Offload history/stats to a secondary database

Hi.
I’ve seen people report issues with the standard home-assistant_v2.db getting too large which caused problems with performance and in some cases reliability.

The only solution I’ve seen so far is to use recorder to limit the number of days and/or remove some of the sensor tracking data in order to keep the database
size managed which also keeps backups a reasonable size.

I was thinking that, rather than removing sensors and limiting history, that this could instead be improved by setting it so that anything Day-1 (or -2) and older gets offloaded in an overnight job to a secondary database for longer term archiving.

This way we get the best of both worlds.
A lean performant system as well as archival stats which we could call upon if required.

If you’re using HA supervised you could use the InfluxDB addon to record all sensor info and exclude it from the main database.

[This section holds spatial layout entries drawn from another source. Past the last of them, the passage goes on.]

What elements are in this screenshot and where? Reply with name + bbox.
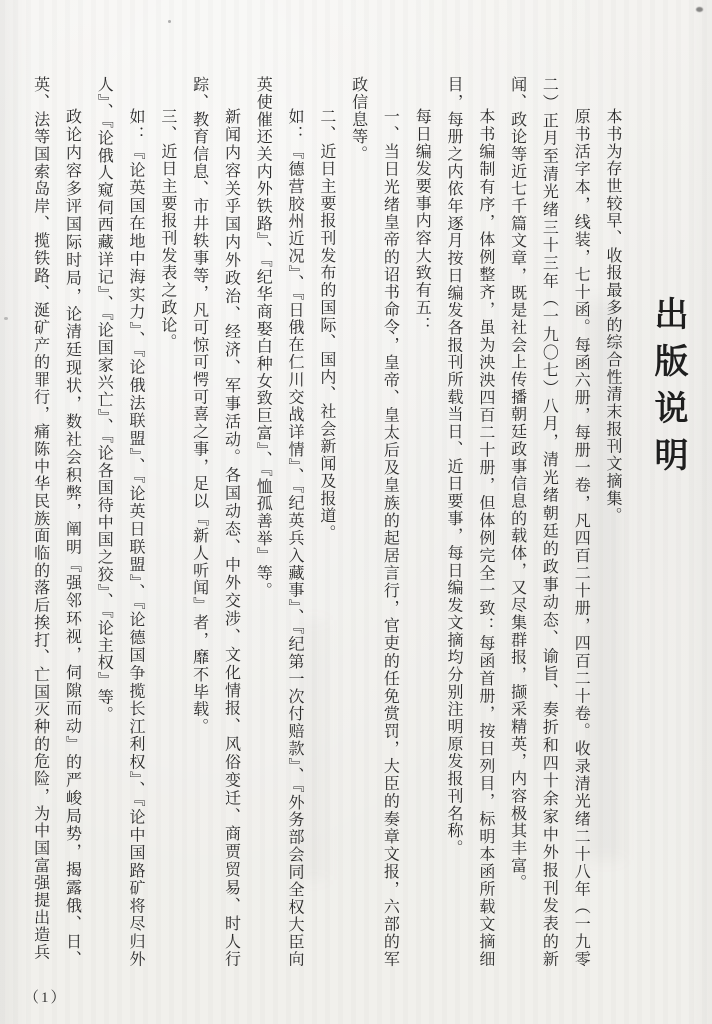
paragraph: 本书为存世较早、收报最多的综合性清末报刊文摘集。 [596,76,628,968]
scanned-book-page: 出版说明 本书为存世较早、收报最多的综合性清末报刊文摘集。 原书活字本，线装，七… [0,0,712,1024]
paragraph: 本书编制有序，体例整齐，虽为泱泱四百二十册，但体例完全一致：每函首册，按日列目，… [437,76,501,968]
scan-speck [696,7,703,12]
paragraph: 政论内容多评国际时局，论清廷现状，数社会积弊，阐明『强邻环视，伺隙而动』的严峻局… [24,76,88,968]
paragraph: 二、近日主要报刊发布的国际、国内、社会新闻及报道。 [310,76,342,968]
page-number: （1） [24,986,68,1007]
body-text: 本书为存世较早、收报最多的综合性清末报刊文摘集。 原书活字本，线装，七十函。每函… [22,76,628,968]
page-title: 出版说明 [644,296,693,484]
paragraph: 新闻内容关乎国内外政治、经济、军事活动。各国动态、中外交涉、文化情报、风俗变迁、… [183,76,247,968]
paragraph: 每日编发要事内容大致有五： [405,76,437,968]
paragraph: 一、当日光绪皇帝的诏书命令，皇帝、皇太后及皇族的起居言行，官吏的任免赏罚，大臣的… [342,76,406,968]
scan-speck [4,317,8,320]
paragraph: 原书活字本，线装，七十函。每函六册，每册一卷，凡四百二十册，四百二十卷。收录清光… [501,76,596,968]
paragraph: 如：『德营胶州近况』、『日俄在仁川交战详情』、『纪英兵入藏事』、『纪第一次付赔款… [246,76,310,968]
scan-speck [168,20,171,23]
paragraph: 三、近日主要报刊发表之政论。 [151,76,183,968]
paragraph: 如：『论英国在地中海实力』、『论俄法联盟』、『论英日联盟』、『论德国争揽长江利权… [87,76,151,968]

You don’t have to use the default SQLite database, recorder also supports MariaDB, MySQL and PostgreSQL.

Also the performance of the database has been improved considerably lately.

I have often thought an RRD database would be the way to keep history. There is an addon or custom component for them. RRDtool - Wikipedia

Thanks all for the replies
@Pippyn + @robertklep This suggestion would ideally be part of core so it works across all releases and allows for long term data.

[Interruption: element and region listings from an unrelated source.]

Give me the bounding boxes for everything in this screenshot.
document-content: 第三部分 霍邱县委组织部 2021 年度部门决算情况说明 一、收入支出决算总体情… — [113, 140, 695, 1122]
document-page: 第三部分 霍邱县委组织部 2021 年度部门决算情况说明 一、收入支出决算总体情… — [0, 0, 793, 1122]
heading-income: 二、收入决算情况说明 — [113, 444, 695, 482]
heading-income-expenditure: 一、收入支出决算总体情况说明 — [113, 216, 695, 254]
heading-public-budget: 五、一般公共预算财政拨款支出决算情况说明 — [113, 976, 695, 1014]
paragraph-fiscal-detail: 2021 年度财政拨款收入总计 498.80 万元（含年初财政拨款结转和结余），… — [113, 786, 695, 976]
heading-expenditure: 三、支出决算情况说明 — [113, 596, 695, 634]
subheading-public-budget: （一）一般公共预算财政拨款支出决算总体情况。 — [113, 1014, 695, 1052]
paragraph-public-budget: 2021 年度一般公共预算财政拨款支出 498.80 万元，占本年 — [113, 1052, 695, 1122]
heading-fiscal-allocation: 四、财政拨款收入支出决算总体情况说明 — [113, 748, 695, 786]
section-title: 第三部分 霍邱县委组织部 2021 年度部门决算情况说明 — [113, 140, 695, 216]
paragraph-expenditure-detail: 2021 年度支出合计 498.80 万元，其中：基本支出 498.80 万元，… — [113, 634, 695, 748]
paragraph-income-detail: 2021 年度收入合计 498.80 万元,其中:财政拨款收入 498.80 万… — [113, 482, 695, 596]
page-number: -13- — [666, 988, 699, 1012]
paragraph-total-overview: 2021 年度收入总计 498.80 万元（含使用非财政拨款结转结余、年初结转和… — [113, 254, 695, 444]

I don’t know the % split between people using core and those with Supervisor versions, but the suggestion was that the core release would manage it as standard so it’s available to all.

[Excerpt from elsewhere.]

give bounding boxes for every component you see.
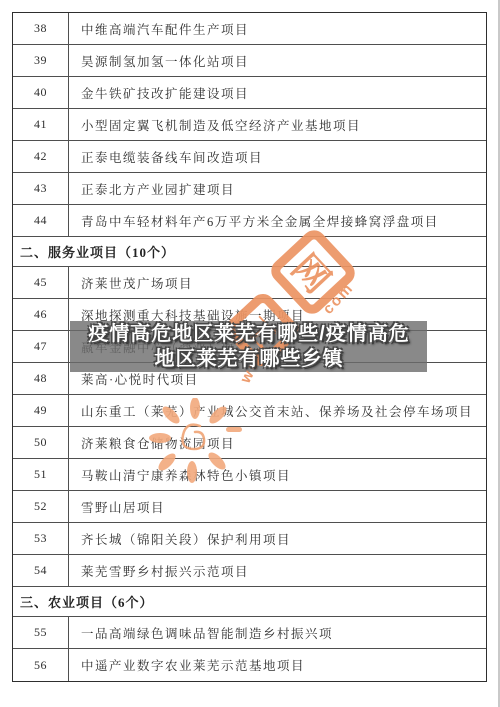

For example I didn’t know about some historical issues as well as recent improvements (as well as what recorder did) until after I’d spotted my backups getting much larger… and then subsequently researched the subject.
I only spotted the size increase due to constant tweaking as I slowly expand my setup and then, once I did identify the cause, I had to manually intervene to resolve by cutting down what I record and for how long.

@tom_l Yes, I found as apart of my research the info on the big improvements that came in recent releases that made the DB far more responsive as well as shrinking its overall size. I was thinking more of long term data storage where someone may also wish/need to monitor historical data over months/years.
I don’t know if the current setup would stand up to that, but it would make for biiig nightly backups :slight_smile:

The idea being to have the big historical database available to back up separately so it could be done on a separate schedule compared to the real-time database. Weekly or monthly or manually.

I’m still new to HA, but I’ve seen that there’s been a lot of recent improvements to make it more user friendly and robust which hopefully gives HA a wider appeal.
This suggestion is made in the same vein.

There is a pretty good discussion about this issue here.

Ah - thanks. I missed that when searching if it’d been requested before.
Makes for a good read too.

Voted +1 there

Just to clear…

using an external database (MariaDB or InfluxDB) isn’t in any way limited to be used only by a Supervised/OS install. Both of those can be used by any installation method.

You just have to set up your config to use them just as you would when running a Supervised version of HA as well.

I use both of those (but with very limited use of Influx simply because I haven’t taken the time to learn it) and I run a HA Container install.

It would be great if this was the standard method of data storage without having to intervene in any way.
As it was put in the other post

I get why the default location for the DB is on the host machine and inside HA itself. The “Target Audience™” has become less tech savvy and most of those users could care less about the DB and don’t necessarily have another location available for the data.

But I don’t get why the long term data isn’t provided the ability to be handled like the short term recorder db config.

At this point (as far as I know) you have zero control over what, where or for how long the long term data is stored.